Important Implications for Shareholders

  • Potential Impact on Share Price: The issuance of new shares instead of cash dividends may increase the company’s share float, which could impact share price depending on market demand and investor participation.
  • Take-over Risk: Shareholders need to carefully consider the implications of the Take-over Code, as increasing their holdings via scrip dividends could inadvertently trigger mandatory offer obligations.
  • Overseas Member Restrictions: Investors with non-Singapore addresses may be excluded from the scheme unless they update their records and comply with supporting documentation requirements.
  • Director Discretion and Scheme Modification: Since the Board can suspend or alter the scheme at any time, future dividends may not always include the scrip option, introducing an element of uncertainty for long-term planning.

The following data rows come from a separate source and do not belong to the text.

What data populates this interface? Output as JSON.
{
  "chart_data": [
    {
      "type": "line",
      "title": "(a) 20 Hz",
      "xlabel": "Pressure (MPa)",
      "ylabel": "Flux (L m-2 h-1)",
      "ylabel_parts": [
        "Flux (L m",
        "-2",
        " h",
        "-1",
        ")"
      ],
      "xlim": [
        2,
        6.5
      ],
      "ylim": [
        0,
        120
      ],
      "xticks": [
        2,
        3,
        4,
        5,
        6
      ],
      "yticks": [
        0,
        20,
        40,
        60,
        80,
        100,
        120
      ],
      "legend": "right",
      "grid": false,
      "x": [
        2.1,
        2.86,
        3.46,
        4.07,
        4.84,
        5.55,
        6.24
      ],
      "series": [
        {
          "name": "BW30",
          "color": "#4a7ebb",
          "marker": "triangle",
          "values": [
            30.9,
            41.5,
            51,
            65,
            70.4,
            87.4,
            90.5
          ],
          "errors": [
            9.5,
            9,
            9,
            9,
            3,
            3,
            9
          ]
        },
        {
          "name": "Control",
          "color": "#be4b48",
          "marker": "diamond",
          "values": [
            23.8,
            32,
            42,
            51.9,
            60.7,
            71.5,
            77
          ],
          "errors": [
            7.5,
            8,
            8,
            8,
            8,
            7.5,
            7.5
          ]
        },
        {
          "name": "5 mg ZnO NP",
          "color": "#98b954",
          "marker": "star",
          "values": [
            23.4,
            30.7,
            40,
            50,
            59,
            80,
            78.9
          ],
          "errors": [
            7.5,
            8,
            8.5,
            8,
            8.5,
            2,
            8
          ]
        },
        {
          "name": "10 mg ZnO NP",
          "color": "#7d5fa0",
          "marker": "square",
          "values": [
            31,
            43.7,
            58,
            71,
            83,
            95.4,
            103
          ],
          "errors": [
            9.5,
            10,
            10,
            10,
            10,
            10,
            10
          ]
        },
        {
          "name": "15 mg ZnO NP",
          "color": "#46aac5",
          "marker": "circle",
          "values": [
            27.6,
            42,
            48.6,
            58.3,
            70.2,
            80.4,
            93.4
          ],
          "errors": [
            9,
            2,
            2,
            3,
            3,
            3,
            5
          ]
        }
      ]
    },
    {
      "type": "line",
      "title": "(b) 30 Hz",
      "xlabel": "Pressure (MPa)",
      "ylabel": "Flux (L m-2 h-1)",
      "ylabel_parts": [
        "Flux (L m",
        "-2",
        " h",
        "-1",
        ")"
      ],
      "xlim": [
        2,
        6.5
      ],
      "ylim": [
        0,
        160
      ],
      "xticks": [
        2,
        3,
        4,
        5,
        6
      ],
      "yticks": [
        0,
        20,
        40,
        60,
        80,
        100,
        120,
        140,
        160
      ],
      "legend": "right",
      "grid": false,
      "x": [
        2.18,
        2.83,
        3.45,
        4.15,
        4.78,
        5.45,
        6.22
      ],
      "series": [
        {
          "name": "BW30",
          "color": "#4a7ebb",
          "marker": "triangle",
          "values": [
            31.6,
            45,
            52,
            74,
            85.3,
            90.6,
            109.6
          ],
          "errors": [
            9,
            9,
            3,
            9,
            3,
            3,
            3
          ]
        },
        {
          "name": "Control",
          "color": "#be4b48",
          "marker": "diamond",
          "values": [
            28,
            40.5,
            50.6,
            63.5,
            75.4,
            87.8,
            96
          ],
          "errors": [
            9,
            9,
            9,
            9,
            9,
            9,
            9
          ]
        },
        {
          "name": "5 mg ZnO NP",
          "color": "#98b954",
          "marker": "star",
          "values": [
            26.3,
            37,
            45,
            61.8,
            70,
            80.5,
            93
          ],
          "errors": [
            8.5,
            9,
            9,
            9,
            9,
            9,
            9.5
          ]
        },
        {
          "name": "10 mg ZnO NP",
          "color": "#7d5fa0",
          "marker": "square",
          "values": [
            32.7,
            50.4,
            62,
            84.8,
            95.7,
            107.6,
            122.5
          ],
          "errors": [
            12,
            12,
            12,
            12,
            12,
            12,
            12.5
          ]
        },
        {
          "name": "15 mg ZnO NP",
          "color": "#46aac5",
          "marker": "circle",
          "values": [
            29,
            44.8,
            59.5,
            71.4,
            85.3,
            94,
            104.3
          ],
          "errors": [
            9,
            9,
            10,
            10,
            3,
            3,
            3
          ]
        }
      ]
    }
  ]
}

Investor Actions and Considerations

  • Evaluate whether to participate in the Scrip Dividend Scheme based on personal tax and investment objectives.
  • Monitor announcements from the company regarding which dividends will be eligible for the scheme.
  • Consult professional advisers regarding potential take-over implications, especially for larger shareholders or those acting in concert.
  • Overseas shareholders should ensure their eligibility by updating their mailing address to Singapore if they wish to participate.
  • Be aware of deadlines for submitting or cancelling Notices of Election or Cancellation.

Contact for Enquiries

For further information or clarification, shareholders can contact:
Boardroom Corporate & Advisory Services Pte. Ltd.
1 Harbourfront Avenue, Keppel Bay Tower, #14-07, Singapore 098632

Disclaimer

The above article is for informational purposes only and does not constitute financial or investment advice. Shareholders are advised to consult their professional advisers regarding the implications of participating in the Scrip Dividend Scheme, including but not limited to taxation, take-over obligations, and regulatory compliance. The company and its agents accept no responsibility for any losses or liabilities arising from participation in the scheme or reliance on this information.